Over the two programmes I attended, this was nowhere more clear than in the opening of Bach's Musical Offering, in which the three-part Ricercar was played on solo harpsichord by the Limerick-based Israeli musician Yonit Kosovske. The sound was tiny, almost hard to hear at the start. But once the audience adjusted and hushed themselves, there was an aura of concentration in which you could have heard a pin drop.

Pianist Hugh Tinney, who featured in the Schumann Piano Quintet, and in Brahms's two songs with viola (with soprano Lynda Lee and Roewer) and Poulenc's Banalités, showed real sensitivity. Lee's strong-voiced singing, however, was too consistently forthright to convey much variety of mood.

Overall, the style of music-making had the air of a jam session about it, of musicians letting their hair down and having a good time.

The closing performance of Mendelssohn's youthful Octet, led by Katherine Hunka, buzzed with energy, not of a sophisticated variety but more along the lines of "never mind the quality, feel the width". After all, the composer appended a note when the parts of the work were first published: "This Octet must be played by all the instruments in the style of a symphonic orchestra. Pianos and fortes must be exactly observed and more strongly emphasised than is usual in works of this type."

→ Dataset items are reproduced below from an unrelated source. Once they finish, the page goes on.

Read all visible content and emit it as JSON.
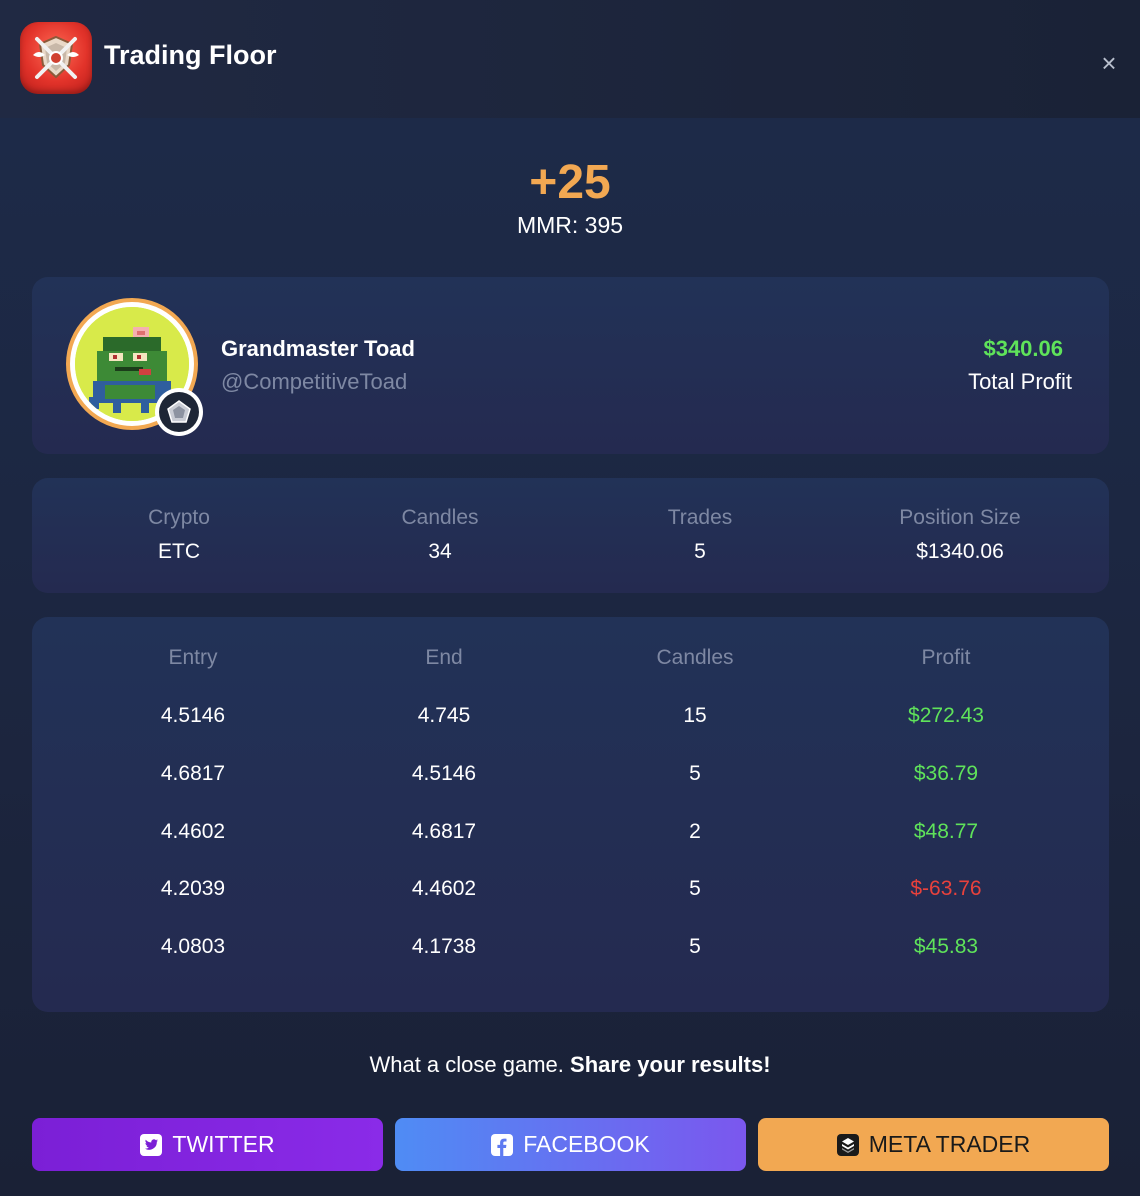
{
  "app": {
    "title": "Trading Floor",
    "close_symbol": "×"
  },
  "result": {
    "mmr_delta": "+25",
    "mmr_text": "MMR: 395"
  },
  "player": {
    "name": "Grandmaster Toad",
    "handle": "@CompetitiveToad",
    "total_profit": "$340.06",
    "total_profit_label": "Total Profit"
  },
  "stats": [
    {
      "label": "Crypto",
      "value": "ETC"
    },
    {
      "label": "Candles",
      "value": "34"
    },
    {
      "label": "Trades",
      "value": "5"
    },
    {
      "label": "Position Size",
      "value": "$1340.06"
    }
  ],
  "trades": {
    "headers": [
      "Entry",
      "End",
      "Candles",
      "Profit"
    ],
    "rows": [
      {
        "entry": "4.5146",
        "end": "4.745",
        "candles": "15",
        "profit": "$272.43"
      },
      {
        "entry": "4.6817",
        "end": "4.5146",
        "candles": "5",
        "profit": "$36.79"
      },
      {
        "entry": "4.4602",
        "end": "4.6817",
        "candles": "2",
        "profit": "$48.77"
      },
      {
        "entry": "4.2039",
        "end": "4.4602",
        "candles": "5",
        "profit": "$-63.76"
      },
      {
        "entry": "4.0803",
        "end": "4.1738",
        "candles": "5",
        "profit": "$45.83"
      }
    ]
  },
  "share": {
    "lead": "What a close game. ",
    "cta": "Share your results!"
  },
  "buttons": {
    "twitter": "TWITTER",
    "facebook": "FACEBOOK",
    "meta_trader": "META TRADER"
  },
  "colors": {
    "accent_orange": "#f2a852",
    "profit_positive": "#5fe35a",
    "profit_negative": "#e8413c",
    "muted_text": "#7e88a3"
  },
  "icons": {
    "app_logo": "crossed-swords-shield-icon",
    "close": "close-icon",
    "rank": "pentagon-rank-icon",
    "twitter": "twitter-icon",
    "facebook": "facebook-icon",
    "meta_trader": "meta-trader-icon"
  }
}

The audience loved it, and the closing surge brought them enthusiastically to their feet.

A bit of a stretch

The KBC Great Music in Irish Houses festival may have abandoned many of the houses that were once its core territory, and I don’t think I’m alone in finding venues such as

the Waterways Ireland Visitor Centre a stretch too far when it comes to the “Irish houses” of the name. But artistic director Ciara Higgins has been stretching the festival in other ways, too.

My visit to Killaloe meant that I missed Sunday’s Dublin Musical Saunter, a series of six concerts intended to celebrate “Dublin’s importance on the international music scene throughout the centuries”. I was surprised that not a single piece by a living composer was deemed worthy of inclusion. Would anyone in any other artistic discipline try to represent the creative life of our capital city and exclude all living artists? I doubt it.

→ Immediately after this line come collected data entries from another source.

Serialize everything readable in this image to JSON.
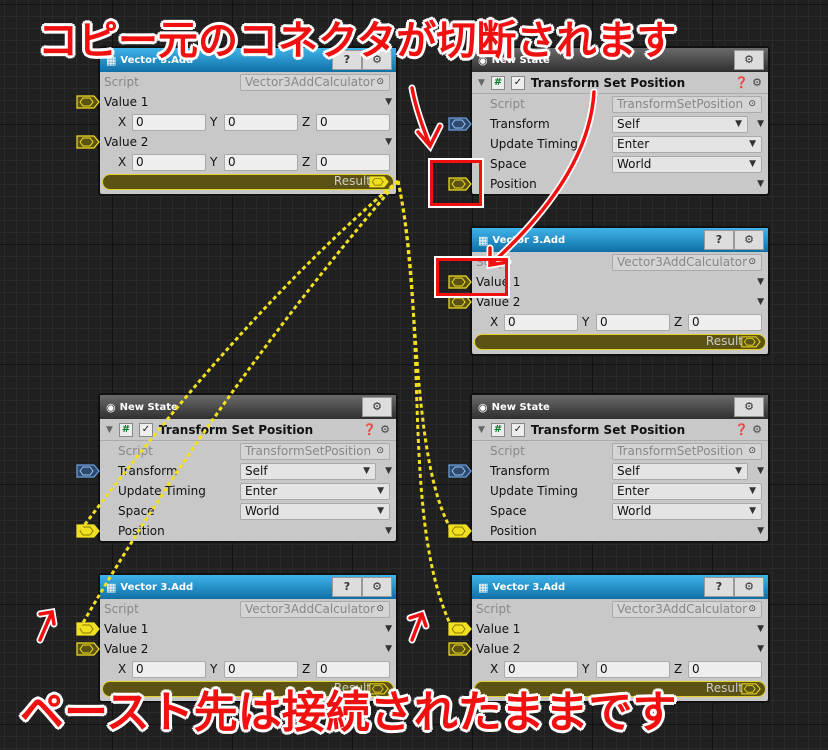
{
  "annotations": {
    "top": "コピー元のコネクタが切断されます",
    "bottom": "ペースト先は接続されたままです"
  },
  "colors": {
    "accent_red": "#f01010",
    "connector_yellow": "#f0e020",
    "transform_port": "#3a6ea8"
  },
  "nodes": [
    {
      "id": "a",
      "kind": "vec",
      "title": "Vector 3.Add",
      "script_label": "Script",
      "script": "Vector3AddCalculator",
      "rows": [
        {
          "label": "Value 1",
          "xyz": [
            "0",
            "0",
            "0"
          ],
          "connected": false
        },
        {
          "label": "Value 2",
          "xyz": [
            "0",
            "0",
            "0"
          ],
          "connected": false
        }
      ],
      "result": "Result",
      "icon": "calculator-icon"
    },
    {
      "id": "b",
      "kind": "state",
      "title": "New State",
      "component": "Transform Set Position",
      "script_label": "Script",
      "script": "TransformSetPosition",
      "fields": [
        {
          "label": "Transform",
          "value": "Self"
        },
        {
          "label": "Update Timing",
          "value": "Enter"
        },
        {
          "label": "Space",
          "value": "World"
        }
      ],
      "position_label": "Position",
      "position_connected": false
    },
    {
      "id": "c",
      "kind": "vec",
      "title": "Vector 3.Add",
      "script_label": "Script",
      "script": "Vector3AddCalculator",
      "rows": [
        {
          "label": "Value 1",
          "connected": false
        },
        {
          "label": "Value 2",
          "xyz": [
            "0",
            "0",
            "0"
          ],
          "connected": false
        }
      ],
      "result": "Result",
      "icon": "calculator-icon"
    },
    {
      "id": "d",
      "kind": "state",
      "title": "New State",
      "component": "Transform Set Position",
      "script_label": "Script",
      "script": "TransformSetPosition",
      "fields": [
        {
          "label": "Transform",
          "value": "Self"
        },
        {
          "label": "Update Timing",
          "value": "Enter"
        },
        {
          "label": "Space",
          "value": "World"
        }
      ],
      "position_label": "Position",
      "position_connected": true
    },
    {
      "id": "e",
      "kind": "state",
      "title": "New State",
      "component": "Transform Set Position",
      "script_label": "Script",
      "script": "TransformSetPosition",
      "fields": [
        {
          "label": "Transform",
          "value": "Self"
        },
        {
          "label": "Update Timing",
          "value": "Enter"
        },
        {
          "label": "Space",
          "value": "World"
        }
      ],
      "position_label": "Position",
      "position_connected": true
    },
    {
      "id": "f",
      "kind": "vec",
      "title": "Vector 3.Add",
      "script_label": "Script",
      "script": "Vector3AddCalculator",
      "rows": [
        {
          "label": "Value 1",
          "connected": true
        },
        {
          "label": "Value 2",
          "xyz": [
            "0",
            "0",
            "0"
          ],
          "connected": false
        }
      ],
      "result": "Result",
      "icon": "calculator-icon"
    },
    {
      "id": "g",
      "kind": "vec",
      "title": "Vector 3.Add",
      "script_label": "Script",
      "script": "Vector3AddCalculator",
      "rows": [
        {
          "label": "Value 1",
          "connected": true
        },
        {
          "label": "Value 2",
          "xyz": [
            "0",
            "0",
            "0"
          ],
          "connected": false
        }
      ],
      "result": "Result",
      "icon": "calculator-icon"
    }
  ]
}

I did get to one of the other adventurous programmes, which paired Olwen Fouéré reading TS Eliot's Four Quartets (directed by Tom Creed) and the Heath Quartet playing Beethoven's Quartet in A minor, Op 132. The venue was downstairs at Smock Alley Theatre, as atmospheric a space as any the festival visits.

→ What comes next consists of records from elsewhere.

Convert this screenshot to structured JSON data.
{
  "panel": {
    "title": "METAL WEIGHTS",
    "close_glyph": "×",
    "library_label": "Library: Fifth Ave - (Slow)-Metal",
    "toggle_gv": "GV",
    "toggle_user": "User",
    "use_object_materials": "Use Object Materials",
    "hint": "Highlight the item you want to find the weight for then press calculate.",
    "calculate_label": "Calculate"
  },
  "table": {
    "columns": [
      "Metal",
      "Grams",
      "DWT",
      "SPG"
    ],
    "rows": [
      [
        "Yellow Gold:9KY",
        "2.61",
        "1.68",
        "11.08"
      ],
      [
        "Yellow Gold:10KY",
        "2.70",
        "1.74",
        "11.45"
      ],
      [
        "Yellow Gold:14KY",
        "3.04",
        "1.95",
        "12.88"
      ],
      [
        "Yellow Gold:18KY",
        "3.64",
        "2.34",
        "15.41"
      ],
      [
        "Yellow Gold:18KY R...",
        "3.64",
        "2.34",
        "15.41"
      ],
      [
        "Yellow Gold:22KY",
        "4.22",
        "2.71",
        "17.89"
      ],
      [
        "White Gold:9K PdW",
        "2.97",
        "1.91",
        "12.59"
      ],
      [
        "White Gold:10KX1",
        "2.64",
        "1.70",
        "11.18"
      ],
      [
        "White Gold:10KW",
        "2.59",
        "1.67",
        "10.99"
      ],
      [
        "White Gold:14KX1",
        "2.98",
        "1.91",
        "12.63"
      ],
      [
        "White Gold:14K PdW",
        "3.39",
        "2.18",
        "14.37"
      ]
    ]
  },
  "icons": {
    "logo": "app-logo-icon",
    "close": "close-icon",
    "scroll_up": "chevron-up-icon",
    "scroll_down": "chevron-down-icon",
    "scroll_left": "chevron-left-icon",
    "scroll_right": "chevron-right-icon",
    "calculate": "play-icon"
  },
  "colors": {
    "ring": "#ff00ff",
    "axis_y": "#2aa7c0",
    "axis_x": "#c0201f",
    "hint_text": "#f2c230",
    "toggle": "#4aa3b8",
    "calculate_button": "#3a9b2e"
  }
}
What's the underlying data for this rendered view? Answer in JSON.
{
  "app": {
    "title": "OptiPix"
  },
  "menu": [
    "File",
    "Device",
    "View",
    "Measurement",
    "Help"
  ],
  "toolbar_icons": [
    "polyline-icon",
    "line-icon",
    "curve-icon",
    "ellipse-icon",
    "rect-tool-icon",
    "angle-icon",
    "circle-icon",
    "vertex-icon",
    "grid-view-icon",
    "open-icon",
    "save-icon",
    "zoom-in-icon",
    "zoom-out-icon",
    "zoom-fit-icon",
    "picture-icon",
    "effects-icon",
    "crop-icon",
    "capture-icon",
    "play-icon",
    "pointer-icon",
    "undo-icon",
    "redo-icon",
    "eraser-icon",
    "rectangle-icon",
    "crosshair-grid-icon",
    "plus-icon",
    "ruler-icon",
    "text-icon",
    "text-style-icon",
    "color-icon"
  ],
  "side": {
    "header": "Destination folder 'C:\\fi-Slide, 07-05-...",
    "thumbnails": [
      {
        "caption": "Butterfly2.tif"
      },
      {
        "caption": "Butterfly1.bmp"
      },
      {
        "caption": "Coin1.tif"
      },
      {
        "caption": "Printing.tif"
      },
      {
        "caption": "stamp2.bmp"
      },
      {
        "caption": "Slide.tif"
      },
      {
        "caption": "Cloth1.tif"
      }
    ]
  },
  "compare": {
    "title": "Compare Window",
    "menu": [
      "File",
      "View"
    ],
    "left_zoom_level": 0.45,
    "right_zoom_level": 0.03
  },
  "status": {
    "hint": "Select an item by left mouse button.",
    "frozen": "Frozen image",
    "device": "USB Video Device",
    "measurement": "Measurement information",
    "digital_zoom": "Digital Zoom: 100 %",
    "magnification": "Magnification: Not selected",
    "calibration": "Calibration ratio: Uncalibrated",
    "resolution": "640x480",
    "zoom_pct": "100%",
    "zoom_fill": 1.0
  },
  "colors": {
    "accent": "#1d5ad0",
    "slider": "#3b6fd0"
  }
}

Eliot’s words are a challenging read, and even more challenging when spoken. Read them for yourself, and you will take your own time, with pauses, re-reads and time for reflection. Hearing them read, even with the carefully ritualistic delivery that Fouéré adopted, can make you feel as if you are always racing to keep up, that if only you could get your mind to run faster, or the voice to take even more time, you might get to absorb everything. It’s a stimulating state of overload, but also a draining one.

The possible connections between Four Quartets and late Beethoven have been much discussed. Even if you accept them as fact rather than speculation, I can't imagine why you would want to segue from the poetry straight into the music without a break.

I was able to note how well the Heaths began their performance of the Beethoven (they are doing a complete Beethoven cycle at Kilkenny Arts Festival in August), but my concentration was so shot by trying to stay with the words, that the rest was something of a blur. A nice idea on paper became something of a trial on the night.

Wednesday’s Irish debut by American pianist Richard Goode at the Royal College of Physicians was disrupted by an external alarm at the National Library. But it didn’t seem to matter. As pianists go, Goode seems like a quiet-spoken introvert, who only fires up when the music insists on it.

His plain-speaking manner deals in the essentials. Janacek's On an Overgrown Path, Schumann's Davidsbündlertänze and the first book of Debussy's Preludes seemed to reveal themselves in full. Wonderful.